WASHINGTON—Increasing affluence and education levels seen in a dozen key congressional districts in Midwestern states that flipped to Democrat blue in 2018 from Republican red could be a bad omen for President Donald Trump’s 2020 re-election hopes.
“Less noticed was that three Upper Midwest districts flipped the other way, from blue to red—Minnesota’s 8th district in the northern Iron Range; its 1st district in the south, bordering Iowa; and Pennsylvania’s 14th district, encompassing counties in the southwest corner of that state.”
The districts that flipped to the Democrats included four in Pennsylvania and two each in Iowa, Illinois, Minnesota, and Michigan. The 40-seat nationwide gain shifted control of the House of Representatives to the Democrats for the first time since 2011.
Noticeable in the dozen seats turning blue, Austin wrote, was the fact that, in addition to strong turnouts among traditional Democratic voters, especially African-Americans, “people were also doing better.”
Except for three districts where redistricting accounted for the partisan shift, Austin said, “residents had incomes higher than statewide medians, as well as higher educational attainment—in most places by considerable margins. Conversely, in the three districts that moved from blue to red, incomes and educational attainment tended to lag statewide figures.”
The differences between the district- and state-wide income figures were in double-figures in five of the seats that flipped to the Democrats, led by Illinois’ 6th Congressional District at 58.5 percent above the state’s median household average and Pennsylvania’s 7th Congressional District with a 53 percent figure.
The differences on educational levels were less conspicuous, but five of the new blue state districts showed double-digit increases, including Illinois 6th District at 19.5 percent and Michigan’s 11th District at 19.3 percent.
“These voting patterns suggest that newfound economic vitality and changing demographics work hand-in-hand: Support for minorities and a diverse polity naturally builds as the economy changes, and more people feel optimistic about the future for themselves, their families, and their communities,” Austin said.

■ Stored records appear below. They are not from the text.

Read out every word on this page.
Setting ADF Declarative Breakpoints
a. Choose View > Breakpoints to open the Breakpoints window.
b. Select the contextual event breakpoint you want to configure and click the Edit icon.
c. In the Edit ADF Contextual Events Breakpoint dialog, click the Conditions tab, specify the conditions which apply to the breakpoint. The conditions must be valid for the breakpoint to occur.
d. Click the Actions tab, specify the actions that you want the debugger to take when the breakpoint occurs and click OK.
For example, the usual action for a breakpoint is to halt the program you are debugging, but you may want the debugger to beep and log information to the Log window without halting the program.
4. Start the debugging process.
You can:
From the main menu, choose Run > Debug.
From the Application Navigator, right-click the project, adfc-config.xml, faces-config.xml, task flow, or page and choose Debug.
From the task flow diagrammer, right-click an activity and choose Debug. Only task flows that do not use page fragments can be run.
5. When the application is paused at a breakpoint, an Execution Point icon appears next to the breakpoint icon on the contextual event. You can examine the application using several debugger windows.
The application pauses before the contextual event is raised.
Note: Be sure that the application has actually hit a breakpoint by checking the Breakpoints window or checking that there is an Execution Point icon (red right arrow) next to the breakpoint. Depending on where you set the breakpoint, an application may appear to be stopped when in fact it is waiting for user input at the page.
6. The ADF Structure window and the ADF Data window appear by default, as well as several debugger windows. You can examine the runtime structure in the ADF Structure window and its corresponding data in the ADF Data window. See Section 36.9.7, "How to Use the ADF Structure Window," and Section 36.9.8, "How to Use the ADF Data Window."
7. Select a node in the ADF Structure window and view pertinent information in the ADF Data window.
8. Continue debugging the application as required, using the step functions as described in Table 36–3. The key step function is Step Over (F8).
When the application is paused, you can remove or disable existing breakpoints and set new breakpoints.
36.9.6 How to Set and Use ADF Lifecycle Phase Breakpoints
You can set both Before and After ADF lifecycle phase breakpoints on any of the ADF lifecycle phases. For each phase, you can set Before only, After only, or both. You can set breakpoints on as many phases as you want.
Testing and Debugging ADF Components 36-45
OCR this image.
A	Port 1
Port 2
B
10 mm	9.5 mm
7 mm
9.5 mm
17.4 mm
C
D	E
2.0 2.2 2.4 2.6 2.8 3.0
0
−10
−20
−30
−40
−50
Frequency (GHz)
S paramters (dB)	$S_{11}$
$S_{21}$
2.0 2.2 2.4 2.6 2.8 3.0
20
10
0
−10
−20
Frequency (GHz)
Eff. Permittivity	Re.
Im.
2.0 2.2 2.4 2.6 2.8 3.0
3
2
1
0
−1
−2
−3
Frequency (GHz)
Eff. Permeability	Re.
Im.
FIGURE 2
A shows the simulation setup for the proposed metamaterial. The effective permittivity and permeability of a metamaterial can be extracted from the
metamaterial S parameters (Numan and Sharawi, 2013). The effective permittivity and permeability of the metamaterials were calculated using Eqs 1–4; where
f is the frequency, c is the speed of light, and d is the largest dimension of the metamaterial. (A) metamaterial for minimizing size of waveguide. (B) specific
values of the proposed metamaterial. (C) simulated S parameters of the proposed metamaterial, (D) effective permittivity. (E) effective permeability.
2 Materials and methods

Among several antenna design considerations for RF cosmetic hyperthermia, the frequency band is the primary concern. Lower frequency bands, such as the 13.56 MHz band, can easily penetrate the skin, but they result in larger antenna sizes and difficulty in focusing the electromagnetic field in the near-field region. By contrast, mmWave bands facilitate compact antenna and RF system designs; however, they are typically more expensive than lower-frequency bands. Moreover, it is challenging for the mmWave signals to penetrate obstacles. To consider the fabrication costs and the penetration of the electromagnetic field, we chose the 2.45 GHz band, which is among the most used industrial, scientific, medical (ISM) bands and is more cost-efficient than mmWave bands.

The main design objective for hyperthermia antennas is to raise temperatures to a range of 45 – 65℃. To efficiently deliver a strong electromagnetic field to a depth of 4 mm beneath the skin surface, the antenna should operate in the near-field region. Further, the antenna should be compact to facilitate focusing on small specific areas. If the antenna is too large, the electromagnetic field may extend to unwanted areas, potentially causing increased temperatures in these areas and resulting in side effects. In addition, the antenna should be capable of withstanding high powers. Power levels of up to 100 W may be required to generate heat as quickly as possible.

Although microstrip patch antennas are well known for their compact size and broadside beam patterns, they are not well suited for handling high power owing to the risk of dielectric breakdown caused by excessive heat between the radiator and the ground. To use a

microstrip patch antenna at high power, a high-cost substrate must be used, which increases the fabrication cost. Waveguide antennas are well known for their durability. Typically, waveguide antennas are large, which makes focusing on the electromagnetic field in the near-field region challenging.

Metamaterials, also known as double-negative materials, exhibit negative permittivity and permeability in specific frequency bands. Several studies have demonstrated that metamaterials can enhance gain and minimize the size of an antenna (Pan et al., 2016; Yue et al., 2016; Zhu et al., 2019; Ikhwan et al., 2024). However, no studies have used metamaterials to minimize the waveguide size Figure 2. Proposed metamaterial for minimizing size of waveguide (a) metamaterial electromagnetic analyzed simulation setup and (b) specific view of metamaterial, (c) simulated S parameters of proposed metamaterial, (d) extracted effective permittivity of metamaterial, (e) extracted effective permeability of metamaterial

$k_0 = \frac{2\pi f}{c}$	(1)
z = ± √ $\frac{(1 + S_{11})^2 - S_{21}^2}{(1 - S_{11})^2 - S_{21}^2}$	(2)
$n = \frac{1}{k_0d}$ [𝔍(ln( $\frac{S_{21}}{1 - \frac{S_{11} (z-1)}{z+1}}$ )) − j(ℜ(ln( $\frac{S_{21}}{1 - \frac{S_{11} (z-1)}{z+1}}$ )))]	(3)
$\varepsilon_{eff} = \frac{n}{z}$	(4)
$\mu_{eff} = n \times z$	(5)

Trump’s unexpected 2016 victory over former Secretary of State Hillary Clinton was made possible by winning the Electoral College votes of states such as Michigan and Pennsylvania.
Austin attributed Trump’s wins in those states to voters “specifically those in communities facing long-term economic challenges—[who] exercised a sort of ‘anti-system’ backlash vote in favor of candidate Trump.”
With U.S. median household income up across the country, there will likely be fewer voters like those in the three congressional districts that flipped from blue to red in 2018 where paychecks are down, meaning a decrease in “anti-system” votes for Trump.
If that happens, Democrats will have excellent prospects for recapturing congressional seats and Electoral College votes in key Midwestern states and thus denying Trump a second term in the Oval Office.
Austin’s analysis drew a cautious “maybe” from Heritage Action Executive Director Tim Chapman on Jan. 23. Heritage Action is the 501(C)(4) partner of the 501(C)(3) Heritage Foundation think tank.
“There is no doubt that Republicans suffered losses in suburban districts with more affluent voters,” Chapman told The Epoch Times. “The question is whether or not those voters were motivated by policy and their economic status or by a general disapproval for the Trump administration and the political environment we find ourselves in.”
Chapman said, “We tend to see the latter being the motivating factor ... I think we are talking about soccer moms and other middle- to upper-middle-class voters here who are turned off by what they see every day on cable news.”
Chapman pointed to the increasing tendency of wealthier voters generally to vote Democratic “in coalition with the poor at the expense of the working class. This leads the party to be pro-corporate welfare and pro-welfare state. So they support policies like open borders because their corporate donors like cheap labor, while working-class Americans lose out as wages stagnate.”
That process, he said, represents “one of the biggest political opportunities for the GOP. It is nothing short of a potential political and ideological realignment in the making.”
Republicans would have to become the party “that values the dignity of work, the importance of community, the centrality of family, and American exceptionalism,” he said.
But getting there depends on Trump and the GOP regaining Midwestern Democratic leaners based on policy. “That’s an open question, but we have to win some of them back or 2020 will be tough.”